Curiosamente, però, nessun commento riguardante offese razziste arriva agli ufficiali del torneo. E la stessa Serena è piuttosto morbida in conferenza stampa, come ricorda Joel Drucker:

"D.Anche se il pubblico ti ha fischiato, pensi di tornare il prossimo anno?
R.Ho un titolo da difendere, probabilmente mi rivedrete.
D.Credi che la razza abbia qualcosa a che fare con quello che è successo oggi?
R.Razza? I neri sono usciti dalla schiavitù da un secolo ma ancora stanno ancora facendo fatica. Non so se la razza c'entri con questa situazione, ma certamente c'è ancora qualche problema di razzismo in America".

Più criptica Venus il 23 marzo, durante una conferenza stampa a Key Biscayne. “Cosa hai sentito quel giorno”, gli chiede un giornalista, e lei risponde: “Ho sentito quello che ho sentito”. Poi: “Credi che gli insulti fossero di natura razzista?”. Risposta: “Tu cosa pensi?”.

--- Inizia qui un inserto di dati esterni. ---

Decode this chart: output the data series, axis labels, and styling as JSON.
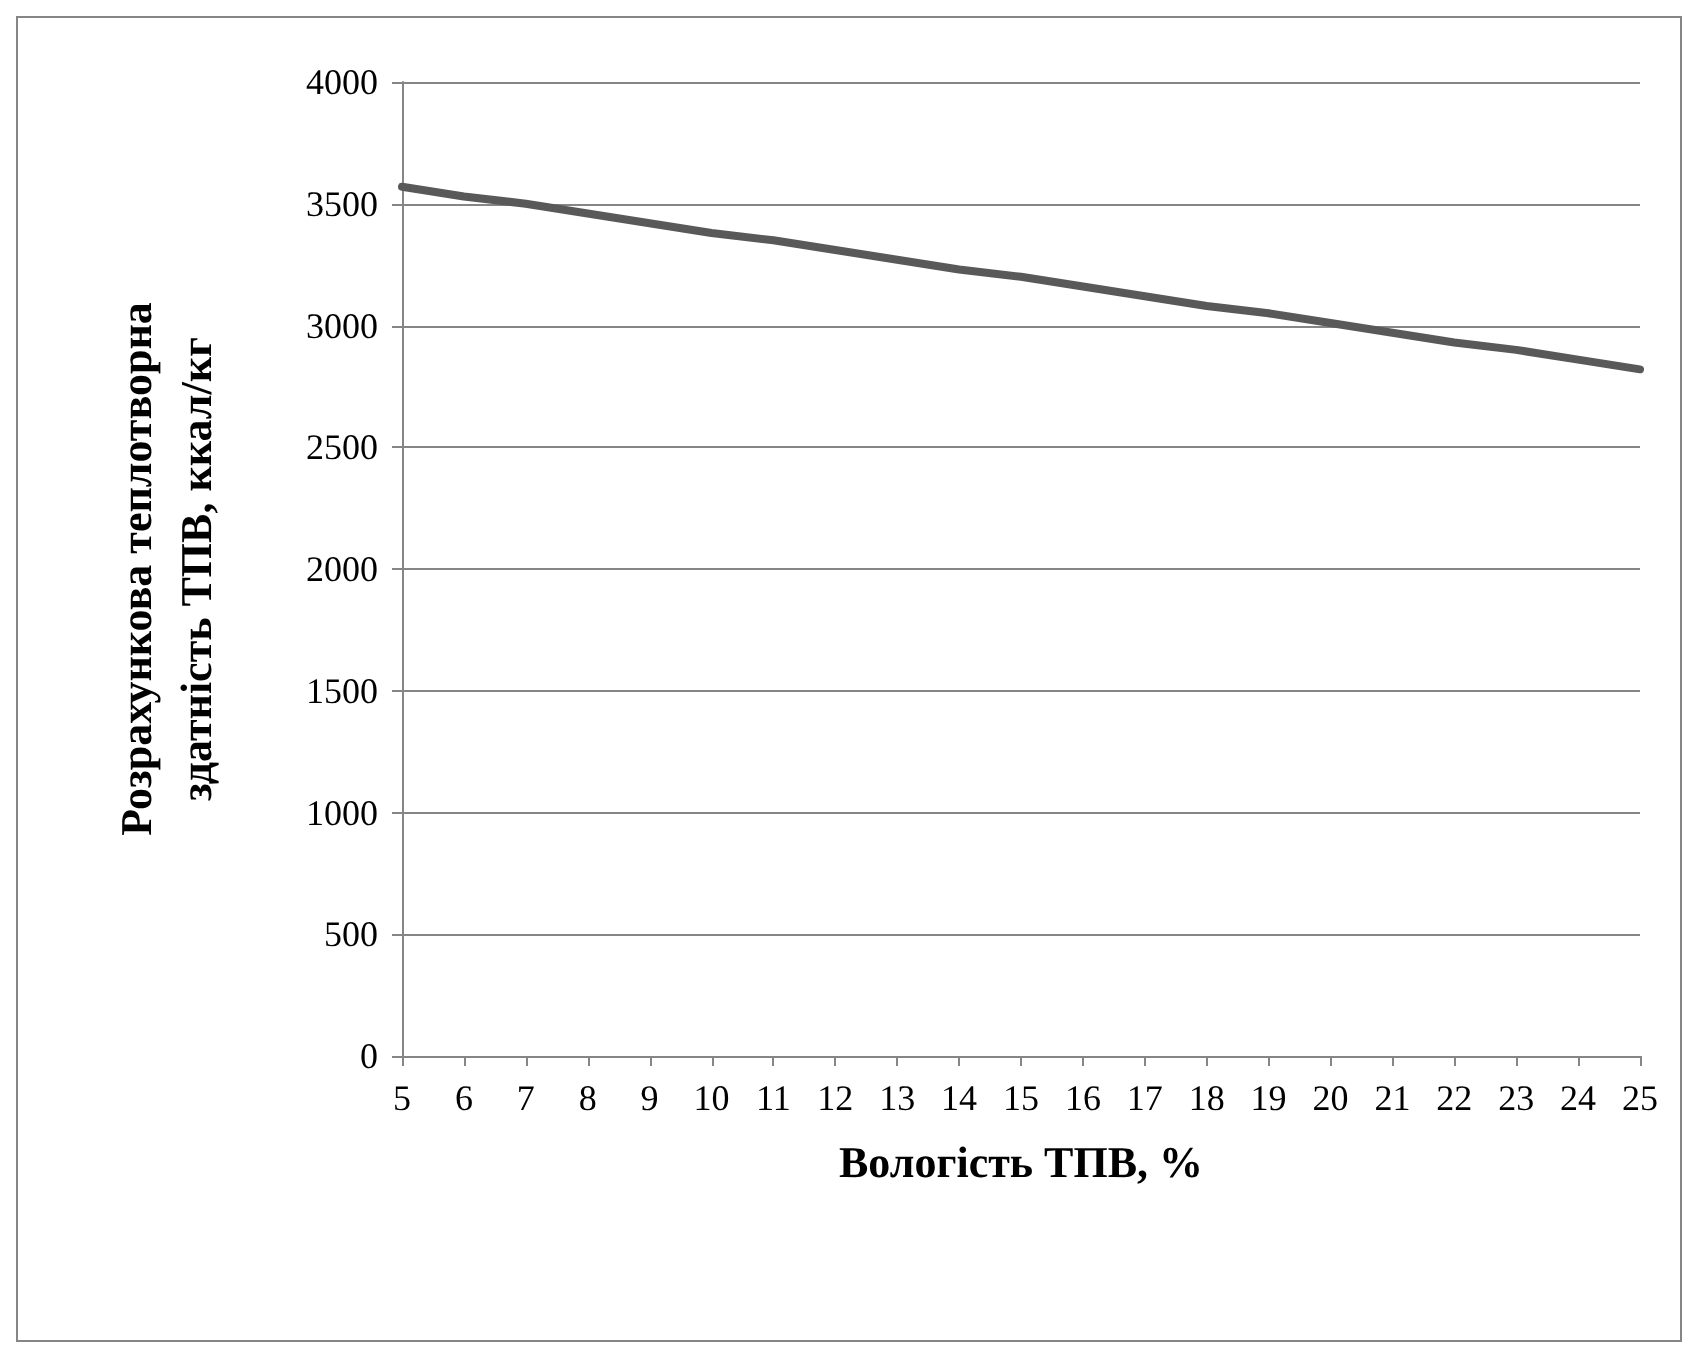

Proviamo a rispondere al posto suo. Probabilmente, benché Serena ancora nel 2008 a Cristopher Clarey abbia confermato che “a Indian Wells mi sono capitate cose che mi hanno cambiato la vita”, e nonostante papà Richard abbia minacciato vie legali contro la WTA qualora tenti di convincere le sue figlie a tornarci, gli attacchi razzisti sono stati una minoranza rumorosa. Mentre la maggioranza, meno accesa, era sì ostile ma solo per aver dovuto pagare un biglietto invano, per una serie di comunicazioni arrivate nei tempi sbagliati che hanno indotto a sospettare. Sarebbe bastato un avviso diramato un'ora prima della partita, quando gli organizzatori, che non hanno mai smentito apertamente la versione delle sorelle, già sapevano dell'assenza di Venus, e il fuoco sarebbe rimasto sotto la cenere. Ci sarebbe stato, magari, il tempo di organizzare un'esibizione o qualche tipo di iniziativa collaterale per salvaguardare i tifosi.

Meeka, questo il nomignolo con cui Serena, che di secondo nome fa Jameka, viene chiamata in famiglia, disegna un passato più nero del vero. Gli insulti c'erano, i “booo” erano sì intensi, non però dominanti. Ma, come cantava De André, si accontenta di cause leggere la guerra del cuore. Una guerra costata nove anni di purgatorio per il torneo. Nove anni di ricchezza sociale svanita, di possibili profitti lasciati nel vento per gli organizzatori e per le giocatrici. Nove anni di gente divisa, nove anni per una storia sospesa cui Larry Ellison vuole cambiare il finale.